Waltz for Debby は一杯もっている。Hybrid-SACD,SHM-SACD.XRCD,blu-Ray。。。つまりほとんど全ての形式を持っている。
一番好きなのはJVCのその当時の技術者(技術ではない)の心XRCD。瑞々しいSHMーSACDもいい。どれも完璧!と思っているけどMy foolish heartの終りの音の歪みが気になる。これはコンプリート ビレッジヴァンガードではなくなっている。

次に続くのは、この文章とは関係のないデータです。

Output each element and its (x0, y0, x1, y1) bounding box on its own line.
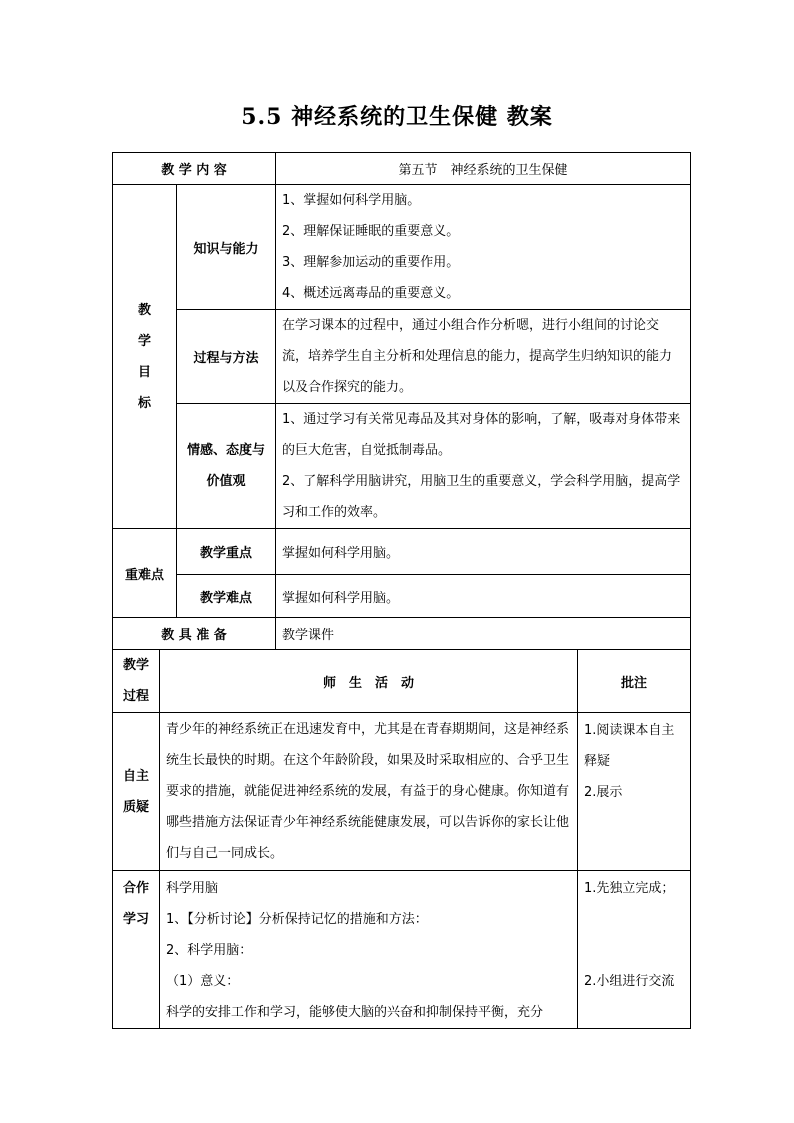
cooperate-label: 合作 学习 (113, 871, 160, 1029)
process-col-label: 教学 过程 (113, 650, 160, 713)
lesson-plan-table (112, 152, 691, 650)
activity-col-label: 师 生 活 动 (160, 650, 578, 713)
difficulty-value: 掌握如何科学用脑。 (276, 575, 691, 618)
content-value: 第五节 神经系统的卫生保健 (276, 153, 691, 185)
objectives-label: 教 学 目 标 (113, 185, 177, 529)
knowledge-items: 1、掌握如何科学用脑。 2、理解保证睡眠的重要意义。 3、理解参加运动的重要作用。 4、概述远离毒品的重要意义。 (276, 185, 691, 310)
notes-col-label: 批注 (578, 650, 691, 713)
focus-label: 教学重点 (177, 529, 276, 575)
self-study-text: 青少年的神经系统正在迅速发育中，尤其是在青春期期间，这是神经系统生长最快的时期。在这个年龄阶段，如果及时采取相应的、合乎卫生要求的措施，就能促进神经系统的发展，有益于的身心健康。你知道有哪些措施方法保证青少年神经系统能健康发展，可以告诉你的家长让他们与自己一同成长。 (160, 713, 578, 871)
self-study-label: 自主 质疑 (113, 713, 160, 871)
cooperate-lines: 科学用脑 1、【分析讨论】分析保持记忆的措施和方法： 2、科学用脑： （1）意义： 科学的安排工作和学习，能够使大脑的兴奋和抑制保持平衡，充分 (160, 871, 578, 1029)
focus-value: 掌握如何科学用脑。 (276, 529, 691, 575)
process-text: 在学习课本的过程中，通过小组合作分析嗯，进行小组间的讨论交流，培养学生自主分析和处理信息的能力，提高学生归纳知识的能力以及合作探究的能力。 (276, 310, 691, 404)
self-study-notes: 1.阅读课本自主 释疑 2.展示 (578, 713, 691, 871)
emotion-items: 1、通过学习有关常见毒品及其对身体的影响，了解，吸毒对身体带来的巨大危害，自觉抵制毒品。 2、了解科学用脑讲究，用脑卫生的重要意义，学会科学用脑，提高学习和工作的效率。 (276, 404, 691, 529)
knowledge-label: 知识与能力 (177, 185, 276, 310)
difficulty-label: 教学难点 (177, 575, 276, 618)
cooperate-notes: 1.先独立完成； 2.小组进行交流 (578, 871, 691, 1029)
teaching-process-table (112, 649, 691, 1029)
tools-value: 教学课件 (276, 618, 691, 650)
process-label: 过程与方法 (177, 310, 276, 404)
key-points-label: 重难点 (113, 529, 177, 618)
emotion-label: 情感、态度与 价值观 (177, 404, 276, 529)
content-label: 教 学 内 容 (113, 153, 276, 185)
page-title: 5.5 神经系统的卫生保健 教案 (241, 104, 553, 130)
tools-label: 教 具 准 备 (113, 618, 276, 650)
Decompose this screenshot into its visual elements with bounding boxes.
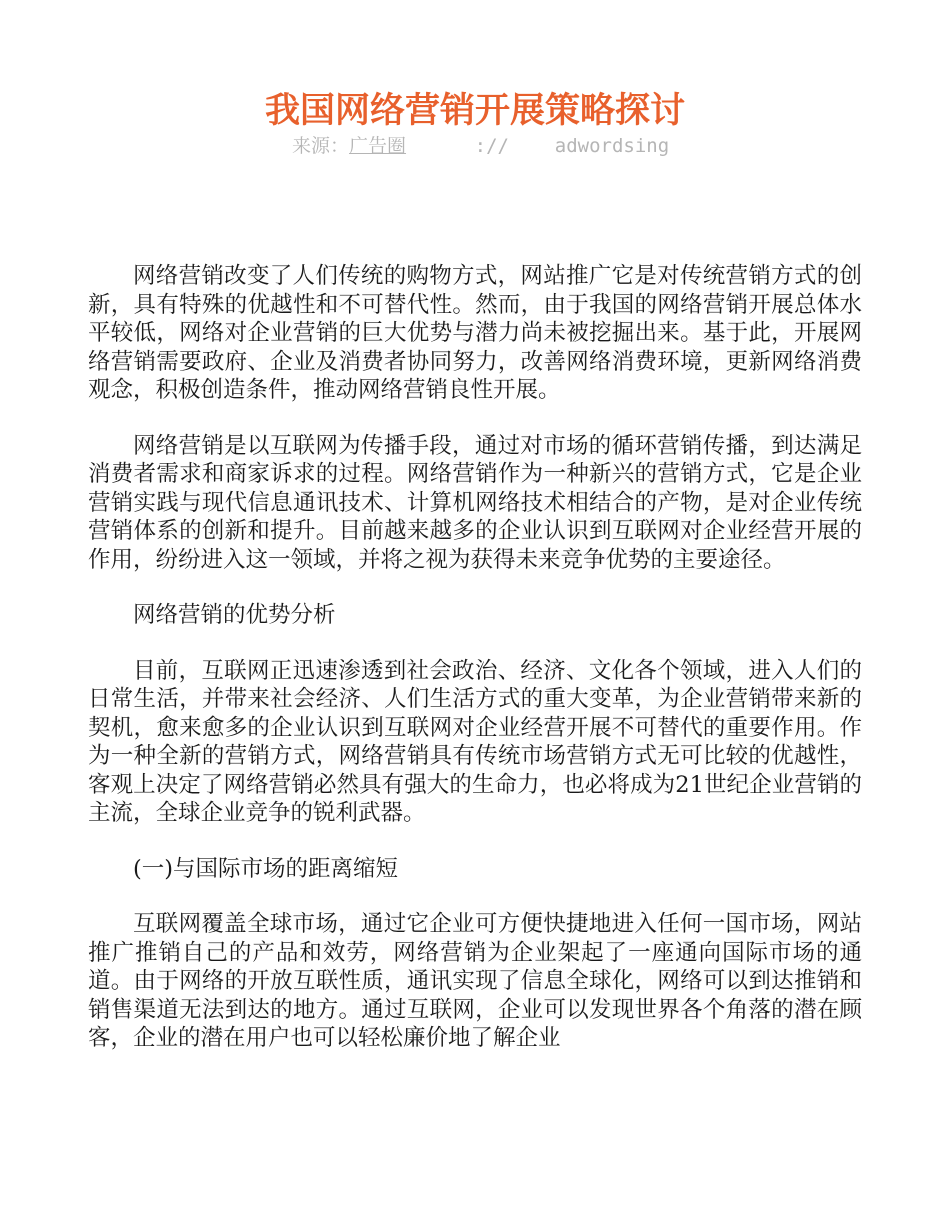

何気なく、普通のCDを聴いてみると2枚で歪みがなかった。もっとレアなものと思ったら、実は手許に、尚且つ2枚もあったなんて信じられん。そのうち1枚はアメリカの中古ショップでたった1ドル。
どちらもmade in USA。1987年製Fantasyと1992年fantasy 。1枚は刻印番号もない。世間で高額で販売されているが、人生とは不思議なものだ。あら、普通に歪まないんだ。これもいい。
そしてBlu-Ray Audio は歪みはわかるが、音色が素晴らしい。
レコードは聞かせてもらっただけで持ってない。

ハードボイルド22)

1961年6月25日 日曜日にビレッジバンガードの主役はレコーディング エンジニアのデビッドジョーンズだ。
リバーサイドのチーフ レコーディングエンジニアは休暇を取っていて、プロデューサーのオリンキープニュースは急遽無名であったジョーンズを指名した。
彼の使用していたのはAmpex350でそのモノラル録音機を自分でステレオに改造した。
大丈夫かと思うが、幸いな事にポートレート イン ジャズで枯葉がモノラルになったようにはならなかった。それは単なるラッキーだった。たとえダメであっても当時人気もないジャズトリオの事なんか誰も気に留めなかっただろう。まばらな観客。観客と言うか、たんに酒を飲みに来ただけの客ばかりで雑談をしている。オリンキープニュースまで誰かと歓談し大声で笑っているのが、その録音から聴ける。拍手もまばら。ビルエヴァンスは淡々とブロックコードを弾き、一人ラファロだけが、熱を帯びてベースを弾くと言うより指を打ちつけた。そんな奇跡をデビッドジョーンズは完璧に録音をした。そしてそのジャズの歴史を彼はたった一つだけ作り、そのまま歴史から消え去った。
マイクは日本のソニーだ。まだメイド イン ジャパンの神話がない、ジャップの日本製だった頃のソニーだ。奇跡だと思わないかい?
それを売り渡し、抜け殻にしてしまったのは貴方がたの団体ではないのか?と私は彼を見つめた。
彼は今度は哀しそうに微笑み、レコードを引き出し無造作にターンテーブルに置いた。
それを見て私は言葉にならないレコード音のさざ波の中で彼女を思い出し、その哀しそうな微笑みを夢を見ているように思い浮かべた。